Gurland notes that according to a Reuters news story, John Paulson (pictured) took responsibility for the failure of his research in an investors' conference call on 21 July, 2011, and said at the time that he needed to strengthen his Asian research arm.

"It's painful to read that," Gurland says. "It's a classic case of shutting the proverbial barn door after the horses are gone."

Kellogg observed that Sino-Forest's main problem is its ownership claims to the forest lands. Sino-Forest does not obtain registered title to plantations purchased through its offshore subsidiaries, and the company's rights to the tree plantations therefore may be open to challenge. The scheme to capitalize on Chinese wood may even be illegal under the laws of the People's Republic.

"In China, land generally can only be owned by the government and farmer collectives," Kellogg says. "It is questionable whether Sino-Forest could ever have laid claim to any land, or the trees on it."

An independent investigation demonstrated that the company's documents are not officially recognised by the government and do not reflect any legal interest in, or title to, land or timber, Kellogg said. And neither the nature nor the legality of the company's business model, or its use of certain "third-party intermediaries," could be confirmed after an eight-month inquiry.

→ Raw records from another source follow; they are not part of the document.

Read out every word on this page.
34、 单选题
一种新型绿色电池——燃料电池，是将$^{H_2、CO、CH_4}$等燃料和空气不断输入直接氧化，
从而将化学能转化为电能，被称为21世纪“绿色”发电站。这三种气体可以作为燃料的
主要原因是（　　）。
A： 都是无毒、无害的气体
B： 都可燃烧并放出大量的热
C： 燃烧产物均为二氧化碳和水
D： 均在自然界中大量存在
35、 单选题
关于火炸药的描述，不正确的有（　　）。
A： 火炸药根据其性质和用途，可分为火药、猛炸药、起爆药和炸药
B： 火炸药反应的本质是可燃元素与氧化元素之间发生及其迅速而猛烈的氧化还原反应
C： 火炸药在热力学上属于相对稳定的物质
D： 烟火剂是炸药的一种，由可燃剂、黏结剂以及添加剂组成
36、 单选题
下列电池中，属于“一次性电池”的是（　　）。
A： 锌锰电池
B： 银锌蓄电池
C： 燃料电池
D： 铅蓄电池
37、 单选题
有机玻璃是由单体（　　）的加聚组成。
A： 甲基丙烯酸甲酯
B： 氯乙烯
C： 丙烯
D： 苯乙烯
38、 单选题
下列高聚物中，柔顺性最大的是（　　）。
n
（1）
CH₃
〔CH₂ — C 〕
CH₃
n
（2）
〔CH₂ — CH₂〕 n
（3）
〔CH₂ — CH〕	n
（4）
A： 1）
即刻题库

"One of the killer facts is this," Kellogg says. "To this day, Sino-Forest itself cannot confirm the extent or value of its timber holdings."

Securities research firm Muddy Waters released an investigatory report in June disclosing these and other problems, the lawyers said, leading to the stock price tumble. It has not recovered and the investment community expects the company to fail.

The report was initially greeted by the Paulson funds with support for the company, but within days Paulson had sold its entire 14 per cent stake in the forest company.